Now, I can understand that the one person who is responsible for our education in Media Technology (Björn) might have some use of these artifacts (the filled-in sheets), but I'm sure he could have gained much better information by performing short "interviews" me and other teachers. I'm also very not convinced that the effort or performing this exercise (including Björn's effort to try to interpret and act on the information that teachers provide) will stands in parity with the potentially positive results of the exercise.
My constructive suggestion would have been for Björn to himself have done the intellectually taxing/deadening work of trying to make sense out of these wonderfully-sounding but overlapping, slightly overbearing and potentially vacuous goals, and then used his interpretation as a starting point for conversations with the teachers. Instead, all teachers individually and redundantly had to do the work of trying to understand what all these (fluffy, overlapping) goals meant (and implied), what was wanted of us by this exercise (and by the person(s) who will interpret our scribblings), and then do our best of fudging up answers that sounded maximally impressive and convincing. If different teachers interpret the goals in different ways, we will provide information and answers that in subtle ways will answer not the same, but different questions. The impression I wanted to convey when I filled out the EAE sheets was that my courses turn every student into a Leonardo da Vinci (or at least tries to...).
I want to make clear that I have only the highest of respect for Björn and what he does. Perhaps he would say that he doesn't have the time to perform individual interviews with teachers about their courses. His answer is valid, but implies that this task might then not be so important after all. That's fine, but if it's not worth doing well, then it might not be worth doing it at all. Also, although Björn is the person who is best suited for this task, it does not necessarily have to be him personally who does it. The task could be outsourced to someone else (although I would personally decline).
This exercise was as much a test of my personal ability to interpret and act on complex texts and to make (a perhaps sometimes rather bleak) reality sound like heaven on earth, as it was to convey some sort of "objective" or useful information to someone higher up in the chain of command. I do agree that this exercise can emphasize that the goals of a course are not (any longer) in line with the activities in the course, but finding this out could be done in many other ways of which basically all are much simpler and easier than performing this exercise...

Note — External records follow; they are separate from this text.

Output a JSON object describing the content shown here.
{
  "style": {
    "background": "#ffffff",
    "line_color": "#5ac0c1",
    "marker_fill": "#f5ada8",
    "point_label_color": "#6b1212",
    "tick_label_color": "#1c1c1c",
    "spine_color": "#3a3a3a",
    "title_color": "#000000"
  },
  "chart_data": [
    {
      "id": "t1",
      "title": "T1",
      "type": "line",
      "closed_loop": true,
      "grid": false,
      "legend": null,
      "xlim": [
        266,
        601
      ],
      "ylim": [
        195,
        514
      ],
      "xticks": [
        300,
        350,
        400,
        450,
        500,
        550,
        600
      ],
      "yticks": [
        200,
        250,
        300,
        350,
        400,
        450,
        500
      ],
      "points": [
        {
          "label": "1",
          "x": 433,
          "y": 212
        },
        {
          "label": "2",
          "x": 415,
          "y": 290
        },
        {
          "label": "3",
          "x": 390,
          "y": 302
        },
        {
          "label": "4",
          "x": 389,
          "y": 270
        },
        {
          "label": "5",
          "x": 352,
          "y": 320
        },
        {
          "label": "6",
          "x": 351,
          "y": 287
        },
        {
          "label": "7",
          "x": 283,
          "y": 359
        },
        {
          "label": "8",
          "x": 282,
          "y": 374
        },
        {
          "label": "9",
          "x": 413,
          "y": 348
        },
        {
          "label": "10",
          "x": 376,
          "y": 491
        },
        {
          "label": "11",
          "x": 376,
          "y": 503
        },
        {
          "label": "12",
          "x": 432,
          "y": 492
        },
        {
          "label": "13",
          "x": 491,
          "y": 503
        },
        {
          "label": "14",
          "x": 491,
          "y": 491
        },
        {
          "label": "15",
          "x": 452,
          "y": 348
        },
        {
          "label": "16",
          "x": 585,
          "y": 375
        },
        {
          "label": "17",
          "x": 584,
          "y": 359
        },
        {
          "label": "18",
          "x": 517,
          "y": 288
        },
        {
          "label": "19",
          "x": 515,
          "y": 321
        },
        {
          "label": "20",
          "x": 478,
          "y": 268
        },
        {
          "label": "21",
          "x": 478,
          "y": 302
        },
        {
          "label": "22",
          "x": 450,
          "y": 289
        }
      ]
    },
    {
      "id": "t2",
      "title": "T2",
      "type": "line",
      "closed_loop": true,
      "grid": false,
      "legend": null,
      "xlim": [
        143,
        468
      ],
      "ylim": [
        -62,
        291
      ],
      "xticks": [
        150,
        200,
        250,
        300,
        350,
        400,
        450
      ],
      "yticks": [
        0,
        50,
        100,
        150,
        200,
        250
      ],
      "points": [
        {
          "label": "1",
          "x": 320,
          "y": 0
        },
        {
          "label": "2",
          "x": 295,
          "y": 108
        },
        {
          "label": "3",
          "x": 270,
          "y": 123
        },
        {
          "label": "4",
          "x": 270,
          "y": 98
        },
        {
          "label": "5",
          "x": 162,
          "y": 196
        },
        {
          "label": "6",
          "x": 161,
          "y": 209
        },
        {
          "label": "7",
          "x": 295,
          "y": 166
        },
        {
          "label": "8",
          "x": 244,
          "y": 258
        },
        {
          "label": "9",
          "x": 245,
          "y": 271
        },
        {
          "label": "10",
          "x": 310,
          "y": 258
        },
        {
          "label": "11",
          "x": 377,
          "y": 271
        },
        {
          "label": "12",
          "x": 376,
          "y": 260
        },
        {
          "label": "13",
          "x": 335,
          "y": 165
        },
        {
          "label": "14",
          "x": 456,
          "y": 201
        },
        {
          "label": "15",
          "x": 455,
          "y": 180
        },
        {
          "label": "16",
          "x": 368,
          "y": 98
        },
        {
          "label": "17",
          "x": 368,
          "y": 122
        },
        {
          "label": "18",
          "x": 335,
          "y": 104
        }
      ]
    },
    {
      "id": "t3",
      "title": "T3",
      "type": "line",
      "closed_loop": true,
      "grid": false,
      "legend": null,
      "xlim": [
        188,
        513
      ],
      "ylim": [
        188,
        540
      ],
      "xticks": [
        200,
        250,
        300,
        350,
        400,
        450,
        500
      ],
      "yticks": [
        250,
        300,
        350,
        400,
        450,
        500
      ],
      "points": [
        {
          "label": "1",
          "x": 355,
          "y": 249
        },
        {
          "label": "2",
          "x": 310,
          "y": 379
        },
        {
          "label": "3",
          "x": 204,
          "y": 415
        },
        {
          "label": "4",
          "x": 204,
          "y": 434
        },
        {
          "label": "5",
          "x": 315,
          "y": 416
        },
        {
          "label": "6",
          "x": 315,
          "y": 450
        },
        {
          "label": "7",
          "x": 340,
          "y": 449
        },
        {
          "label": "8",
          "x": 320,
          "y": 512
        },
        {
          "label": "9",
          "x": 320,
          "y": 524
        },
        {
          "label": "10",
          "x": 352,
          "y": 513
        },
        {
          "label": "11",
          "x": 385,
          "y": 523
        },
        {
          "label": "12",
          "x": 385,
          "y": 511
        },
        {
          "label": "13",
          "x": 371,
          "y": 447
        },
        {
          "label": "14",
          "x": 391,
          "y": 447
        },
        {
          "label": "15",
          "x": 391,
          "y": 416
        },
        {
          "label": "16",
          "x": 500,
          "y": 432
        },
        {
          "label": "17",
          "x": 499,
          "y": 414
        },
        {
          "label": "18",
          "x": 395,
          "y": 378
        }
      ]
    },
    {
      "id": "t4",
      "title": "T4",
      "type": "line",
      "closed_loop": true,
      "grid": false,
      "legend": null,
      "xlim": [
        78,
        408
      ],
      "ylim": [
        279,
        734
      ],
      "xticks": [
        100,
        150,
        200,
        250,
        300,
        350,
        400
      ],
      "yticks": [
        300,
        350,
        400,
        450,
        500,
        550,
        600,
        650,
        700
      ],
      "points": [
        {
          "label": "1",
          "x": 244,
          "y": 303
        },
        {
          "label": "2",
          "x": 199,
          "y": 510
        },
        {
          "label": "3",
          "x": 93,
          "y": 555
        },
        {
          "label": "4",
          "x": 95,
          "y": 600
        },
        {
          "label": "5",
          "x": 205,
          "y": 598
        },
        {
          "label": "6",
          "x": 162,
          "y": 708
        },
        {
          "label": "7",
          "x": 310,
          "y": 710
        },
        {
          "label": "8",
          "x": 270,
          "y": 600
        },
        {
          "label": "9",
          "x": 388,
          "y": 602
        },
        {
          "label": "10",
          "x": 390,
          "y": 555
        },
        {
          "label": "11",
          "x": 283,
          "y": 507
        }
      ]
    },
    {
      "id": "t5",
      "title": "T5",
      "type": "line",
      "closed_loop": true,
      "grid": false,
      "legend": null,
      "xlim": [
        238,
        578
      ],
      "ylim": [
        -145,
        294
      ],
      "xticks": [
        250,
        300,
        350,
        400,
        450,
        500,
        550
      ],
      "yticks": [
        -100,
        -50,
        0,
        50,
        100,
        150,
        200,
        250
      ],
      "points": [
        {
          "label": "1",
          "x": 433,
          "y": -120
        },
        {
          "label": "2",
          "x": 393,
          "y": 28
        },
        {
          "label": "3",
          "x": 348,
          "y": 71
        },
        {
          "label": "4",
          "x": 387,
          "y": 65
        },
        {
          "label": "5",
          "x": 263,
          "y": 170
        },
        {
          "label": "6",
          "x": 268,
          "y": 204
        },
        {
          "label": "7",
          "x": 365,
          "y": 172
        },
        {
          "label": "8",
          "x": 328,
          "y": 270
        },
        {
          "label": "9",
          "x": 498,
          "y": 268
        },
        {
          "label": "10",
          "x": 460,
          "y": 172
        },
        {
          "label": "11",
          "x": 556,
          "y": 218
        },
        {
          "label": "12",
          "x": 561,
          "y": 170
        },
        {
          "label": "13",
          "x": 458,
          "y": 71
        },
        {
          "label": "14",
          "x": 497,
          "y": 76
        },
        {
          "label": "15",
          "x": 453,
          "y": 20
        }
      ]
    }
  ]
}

What I especially object to in this case is the fact that the quality of the information I provide is so low that I have little confidence that it is of use to anyone who will look at it, and that the results of any actions or recommendations that comes out of this exercise will be so out of touch of the realities of teaching that they might hinder as much as they might help. It is basically a lottery. One unfortunate possible outcome could be that teachers will be ordered to provide more informations about the courses they give in order to... well, something. For example to keep other people (newly hired exclusively for this purpose?) somewhere in the organization "in the loop"? Would this help to improve the quality of the education? Of course not.
This blog post just scratches on the surface of uncovering the errors in thinking that this exercise is just a symptom of. I hope to write a follow-up post about the folly of using precious resources (including my time) to try to improve education in this "top-down" manner.